The communal web (isn't that redundant?) has inspired so many different applications that one wonders why any startup would want for a business model. Upstart and favorite Twitter just raised 250 million US through an unknown VC. Meebo went through similar rounds of funding a year ago. At the time, it was unclear what the business model behind the then naked/unadorned Ajax-powered IM client would be. Twitter, with a similarly large proliferation, faces the same question: what is the business model? Meebo.com solved the problem by adding advertising to its property, which works well because the property is what the users interact with. Twitter, I imagine, is something that people use from their cell phones, from desktop rich clients like Spaz and Twitterific, and so on. Twitter is the network, not the home page. I don't know - short of suffixing every 140 character update with an ad on all outbound messages – how they can monetize it.

But, as we've seen time and time again, if you build it, they will come. Or, they will build it on top of what you built. Or something. Twitter is valuable as it's become the standard bearer for any type of "status" requirement. Facebook, Plaxo.com, etc, all incorporate it. You can embed a Twitter status on your home page, should you like. It's become an platform for an essential part of a community: presence.

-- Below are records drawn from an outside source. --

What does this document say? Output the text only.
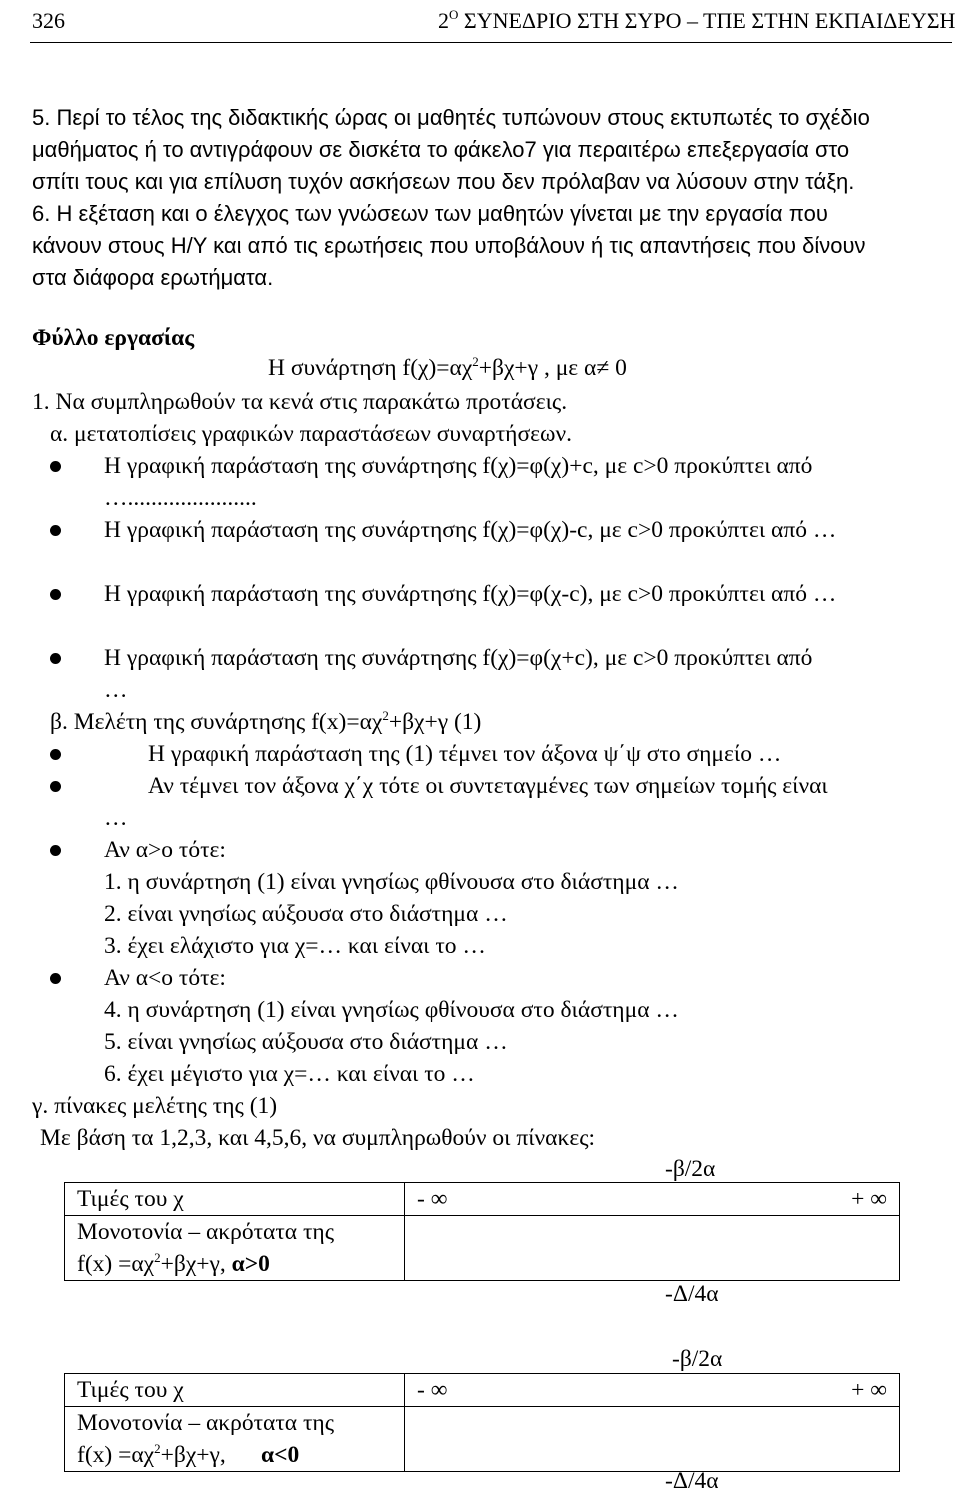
326	$2^O$ ΣΥΝΕΔΡΙΟ ΣΤΗ ΣΥΡΟ – ΤΠΕ ΣΤΗΝ ΕΚΠΑΙΔΕΥΣΗ
5. Περί το τέλος της διδακτικής ώρας οι μαθητές τυπώνουν στους εκτυπωτές το σχέδιο
μαθήματος ή το αντιγράφουν σε δισκέτα το φάκελο7 για περαιτέρω επεξεργασία στο
σπίτι τους και για επίλυση τυχόν ασκήσεων που δεν πρόλαβαν να λύσουν στην τάξη.
6. Η εξέταση και ο έλεγχος των γνώσεων των μαθητών γίνεται με την εργασία που
κάνουν στους Η/Υ και από τις ερωτήσεις που υποβάλουν ή τις απαντήσεις που δίνουν
στα διάφορα ερωτήματα.
Φύλλο εργασίας
Η συνάρτηση $f(\chi)=\alpha\chi^2+\beta\chi+\gamma$ , με α≠ 0
1. Να συμπληρωθούν τα κενά στις παρακάτω προτάσεις.
α. μετατοπίσεις γραφικών παραστάσεων συναρτήσεων.
Η γραφική παράσταση της συνάρτησης f(χ)=φ(χ)+c, με c>0 προκύπτει από
…......................
Η γραφική παράσταση της συνάρτησης f(χ)=φ(χ)-c, με c>0 προκύπτει από …
Η γραφική παράσταση της συνάρτησης f(χ)=φ(χ-c), με c>0 προκύπτει από …
Η γραφική παράσταση της συνάρτησης f(χ)=φ(χ+c), με c>0 προκύπτει από
…
β. Μελέτη της συνάρτησης $f(x)=\alpha\chi^2+\beta\chi+\gamma$ (1)
Η γραφική παράσταση της (1) τέμνει τον άξονα ψ΄ψ στο σημείο …
Αν τέμνει τον άξονα χ΄χ τότε οι συντεταγμένες των σημείων τομής είναι
…
Αν α>ο τότε:
1. η συνάρτηση (1) είναι γνησίως φθίνουσα στο διάστημα …
2. είναι γνησίως αύξουσα στο διάστημα …
3. έχει ελάχιστο για χ=… και είναι το …
Αν α<ο τότε:
4. η συνάρτηση (1) είναι γνησίως φθίνουσα στο διάστημα …
5. είναι γνησίως αύξουσα στο διάστημα …
6. έχει μέγιστο για χ=… και είναι το …
γ. πίνακες μελέτης της (1)
Με βάση τα 1,2,3, και 4,5,6, να συμπληρωθούν οι πίνακες:
-β/2α
Τιμές του χ	- ∞ + ∞

Μονοτονία – ακρότατα της
$f(x) =\alpha\chi^2+\beta\chi+\gamma$, α>0	

-Δ/4α
-β/2α
Τιμές του χ	- ∞ + ∞

Μονοτονία – ακρότατα της
$f(x) =\alpha\chi^2+\beta\chi+\gamma$,      α<0	

-Δ/4α
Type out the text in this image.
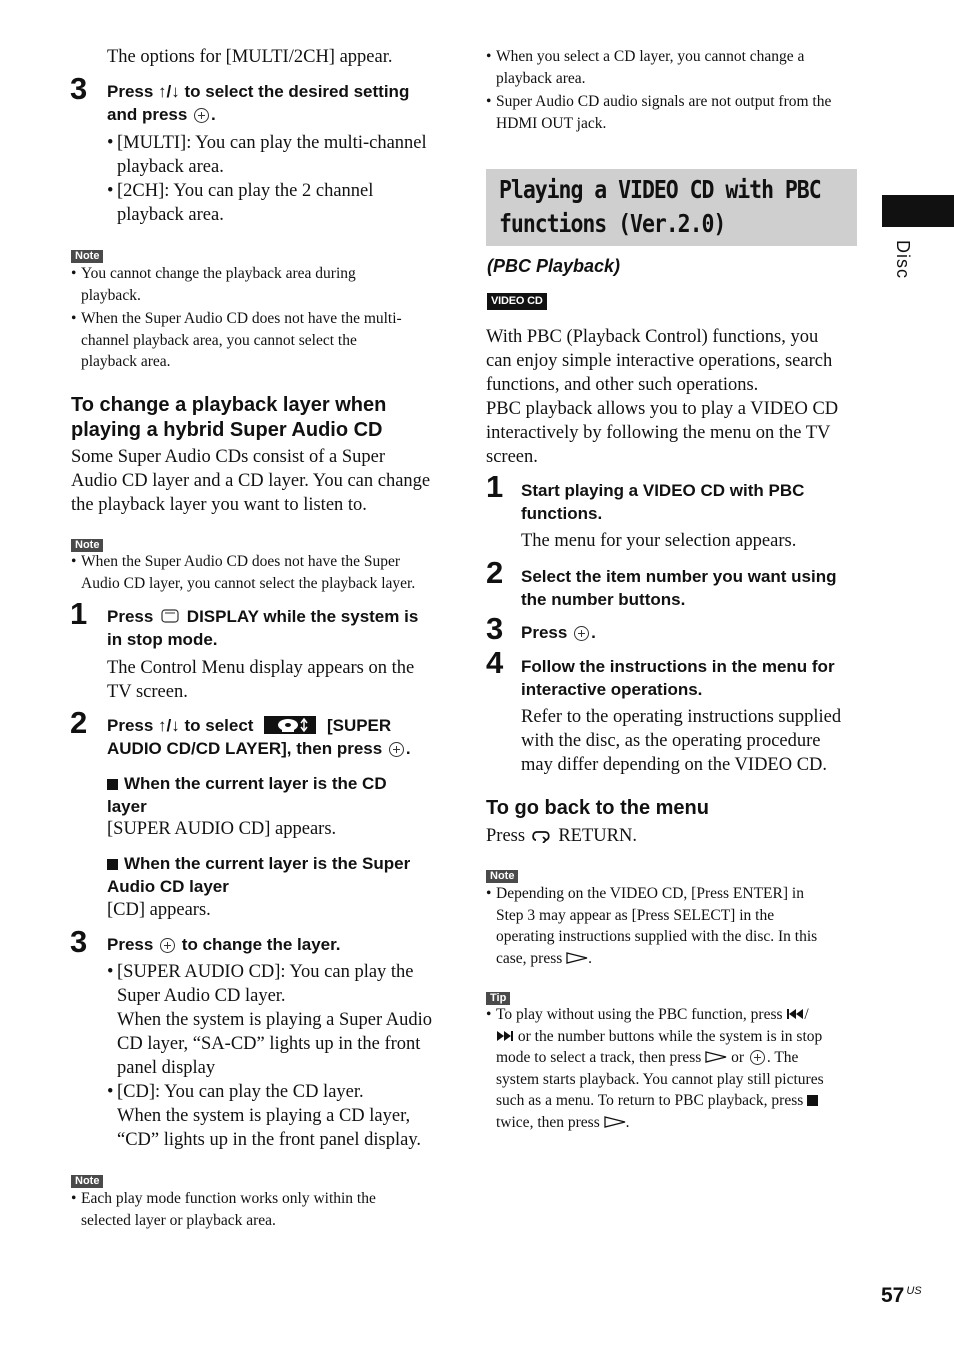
The options for [MULTI/2CH] appear.
3 Press ↑/↓ to select the desired setting
and press .
• [MULTI]: You can play the multi-channel
playback area.
• [2CH]: You can play the 2 channel
playback area.
Note
• You cannot change the playback area during
playback.
• When the Super Audio CD does not have the multi-
channel playback area, you cannot select the
playback area.
To change a playback layer when
playing a hybrid Super Audio CD
Some Super Audio CDs consist of a Super
Audio CD layer and a CD layer. You can change
the playback layer you want to listen to.
Note
• When the Super Audio CD does not have the Super
Audio CD layer, you cannot select the playback layer.
1 Press DISPLAY while the system is
in stop mode.
The Control Menu display appears on the
TV screen.
2 Press ↑/↓ to select	[SUPER
AUDIO CD/CD LAYER], then press .
When the current layer is the CD
layer
[SUPER AUDIO CD] appears.
When the current layer is the Super
Audio CD layer
[CD] appears.
3 Press to change the layer.
• [SUPER AUDIO CD]: You can play the
Super Audio CD layer.
When the system is playing a Super Audio
CD layer, “SA-CD” lights up in the front
panel display
• [CD]: You can play the CD layer.
When the system is playing a CD layer,
“CD” lights up in the front panel display.
Note
• Each play mode function works only within the
selected layer or playback area.
• When you select a CD layer, you cannot change a
playback area.
• Super Audio CD audio signals are not output from the
HDMI OUT jack.
Playing a VIDEO CD with PBC
functions (Ver.2.0)
(PBC Playback)
VIDEO CD
With PBC (Playback Control) functions, you
can enjoy simple interactive operations, search
functions, and other such operations.
PBC playback allows you to play a VIDEO CD
interactively by following the menu on the TV
screen.
1 Start playing a VIDEO CD with PBC
functions.
The menu for your selection appears.
2 Select the item number you want using
the number buttons.
3 Press .
4 Follow the instructions in the menu for
interactive operations.
Refer to the operating instructions supplied
with the disc, as the operating procedure
may differ depending on the VIDEO CD.
To go back to the menu
Press RETURN.
Note
• Depending on the VIDEO CD, [Press ENTER] in
Step 3 may appear as [Press SELECT] in the
operating instructions supplied with the disc. In this
case, press .
Tip
• To play without using the PBC function, press /
or the number buttons while the system is in stop
mode to select a track, then press or . The
system starts playback. You cannot play still pictures
such as a menu. To return to PBC playback, press
twice, then press .
Disc
57 $^{US}$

In the same vein, Facebook has become so menacing a threat to established giant MySpace by encouraging development on top of its platform, where MySpace had done everything possible to thwart it. MySpace failed to provide an API and a marketplace for such improvements. There were ambitious “hacks” that tried to integrate with the site, but were ceremonially squashed through MySpace's various “security” enhancements. This is the same tact that Microsoft took with Windows in its early growth: it made development on top of Windows a very cheap proposition and promised an entrenched market for those applications. Now a days it seems like Facebook integration's de rigueur, an absolute must for any application wishing to get off the ground and into the hands of a large audience quickly. There's also a cross pollination between larger apps, such as the one between the various applications on the Facebook platform itself and other standalone services, like Yelp.com, or the new Citysearch beta.

There's no way to monetize these integrations in of themselves except that they broaden the applicability of the application.

The iPhone has had a simialar effect; it's marketplace has birthed many different applications that have been carried to exorbitant levels of profitability simply by being accessible to the audience that the iPhone application marketplace carries with it. Witness: the iFart application.

This all makes me wonder: are we seeing another dot-com boom? Do these new folksonomy-based applications rely on a quality that isn't by itself profitable and achieve profitability solely through VC investment?